Eu publiquei uma vez uma matéria: "Limeira do Oeste, a Nova Las Vegas". Lá tinha jogos de azar como roleta e bacará à vista, na rua. Apesar de ser proibido, lá em Limeira do Oeste tinha concessão porque o delegado daqui recebia propina. Consegui a confissão de um dos banqueiros do jogo. Fui perseguido com revólver na mão. Mas tive o resguardo de um sargento e passou. A outra foi a denúncia que fiz de um bingo em uma fazenda, um juiz estava participando. Ele mandou me prender, quis invadir minha casa, o cachorro segurou. O promotor da época me defendeu e não fui preso. Tive percalços, encontros e desencontros, compreensão e incompreensão. Altos e baixos.
O Pontal acumulou muita credibilidade na região, e agora é como se O Pontal News estivesse pegando o bastão para seguir com sua missão, se adaptando aos novos tempos. Qual é o legado que o senhor deixa e como podemos levá-lo adiante?
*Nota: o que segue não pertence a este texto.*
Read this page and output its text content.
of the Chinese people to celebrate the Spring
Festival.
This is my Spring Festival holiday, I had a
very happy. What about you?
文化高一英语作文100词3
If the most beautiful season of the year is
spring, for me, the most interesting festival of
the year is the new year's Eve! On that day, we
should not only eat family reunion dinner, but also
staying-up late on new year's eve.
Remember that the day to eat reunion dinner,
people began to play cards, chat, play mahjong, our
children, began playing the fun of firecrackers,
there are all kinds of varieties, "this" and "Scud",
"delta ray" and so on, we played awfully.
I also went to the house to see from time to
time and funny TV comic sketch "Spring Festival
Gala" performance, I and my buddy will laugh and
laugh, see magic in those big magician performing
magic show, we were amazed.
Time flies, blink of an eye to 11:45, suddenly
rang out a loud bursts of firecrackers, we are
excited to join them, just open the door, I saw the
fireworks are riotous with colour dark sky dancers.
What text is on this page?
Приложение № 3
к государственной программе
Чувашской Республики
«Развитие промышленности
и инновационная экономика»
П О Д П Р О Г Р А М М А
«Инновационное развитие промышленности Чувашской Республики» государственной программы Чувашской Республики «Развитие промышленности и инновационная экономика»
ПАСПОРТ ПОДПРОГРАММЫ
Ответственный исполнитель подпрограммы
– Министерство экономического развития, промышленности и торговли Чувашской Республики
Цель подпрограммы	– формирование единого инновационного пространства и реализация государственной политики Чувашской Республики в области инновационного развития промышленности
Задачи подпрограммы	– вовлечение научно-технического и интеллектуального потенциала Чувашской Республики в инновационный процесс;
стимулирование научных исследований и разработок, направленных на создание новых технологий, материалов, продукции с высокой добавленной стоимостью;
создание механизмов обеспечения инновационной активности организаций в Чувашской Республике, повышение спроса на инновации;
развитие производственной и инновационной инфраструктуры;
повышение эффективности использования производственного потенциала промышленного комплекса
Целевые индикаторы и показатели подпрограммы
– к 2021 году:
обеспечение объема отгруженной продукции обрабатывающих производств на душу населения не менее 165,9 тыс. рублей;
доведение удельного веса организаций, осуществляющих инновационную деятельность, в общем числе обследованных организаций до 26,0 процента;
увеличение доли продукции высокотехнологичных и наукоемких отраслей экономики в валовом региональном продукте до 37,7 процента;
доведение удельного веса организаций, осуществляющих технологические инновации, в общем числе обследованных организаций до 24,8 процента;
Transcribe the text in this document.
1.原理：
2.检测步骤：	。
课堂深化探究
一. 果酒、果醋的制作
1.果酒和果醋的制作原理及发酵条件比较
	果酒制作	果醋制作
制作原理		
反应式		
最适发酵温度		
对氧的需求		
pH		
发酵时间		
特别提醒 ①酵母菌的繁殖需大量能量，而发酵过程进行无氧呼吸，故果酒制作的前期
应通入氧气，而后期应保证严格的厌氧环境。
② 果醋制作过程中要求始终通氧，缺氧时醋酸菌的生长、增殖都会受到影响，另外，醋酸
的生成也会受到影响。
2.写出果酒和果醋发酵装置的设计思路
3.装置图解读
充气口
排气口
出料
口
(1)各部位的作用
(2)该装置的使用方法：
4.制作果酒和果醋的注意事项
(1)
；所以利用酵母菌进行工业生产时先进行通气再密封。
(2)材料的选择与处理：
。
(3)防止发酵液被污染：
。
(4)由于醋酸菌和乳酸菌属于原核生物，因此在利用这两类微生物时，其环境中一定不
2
Sempre me pautei pelo idealismo, não pelo financeiro. Meu objetivo, através do jornal, era elevar, mudar, criar, inovar. E isso eu sempre fazia com muito critério, muita responsabilidade. Fico satisfeito e orgulhoso de que o nome O Pontal vá surgir novamente sob nova direção, nova tipologia, novas ideias. Gente empreendedora, tempo novo, situações novas também. Eu tinha duas colunas no jornal: o "Meu cantinho", para o editorial, e "O Galo Cantou", para a crítica. Sempre fui elogiado. Se eu mereci ou não, não sei, mas tenho 12 diplomas de honra ao mérito dados pela Câmara daqui e de Limeira do Oeste. Agradeço a ideia de dar continuidade à credibilidade e ao trabalho de O Pontal, levando mais informações, impulsionando o progresso de Iturama e toda a região, e elevando a sociedade também.
Pensando sobre o futuro, qual seria o modelo que a cidade deveria seguir para alcançar seu pleno potencial?
Precisa de um gestor visionário, precisa de projeto para se tornar um polo. Do ponto de vista estratégico e geográfico, a posição é excelente: faz divisa com três estados: São Paulo, Mato Grosso e Goiás. E com Minas Gerais também (risos). Iturama é reconhecida pelo seu potencial. A política precisa trabalhar para melhorar essa vocação, desenvolver polos tecnológicos, trazer indústrias, fomentar o emprego e aumentar a renda, para que se torne um polo atrativo e produtivo. Iturama merece.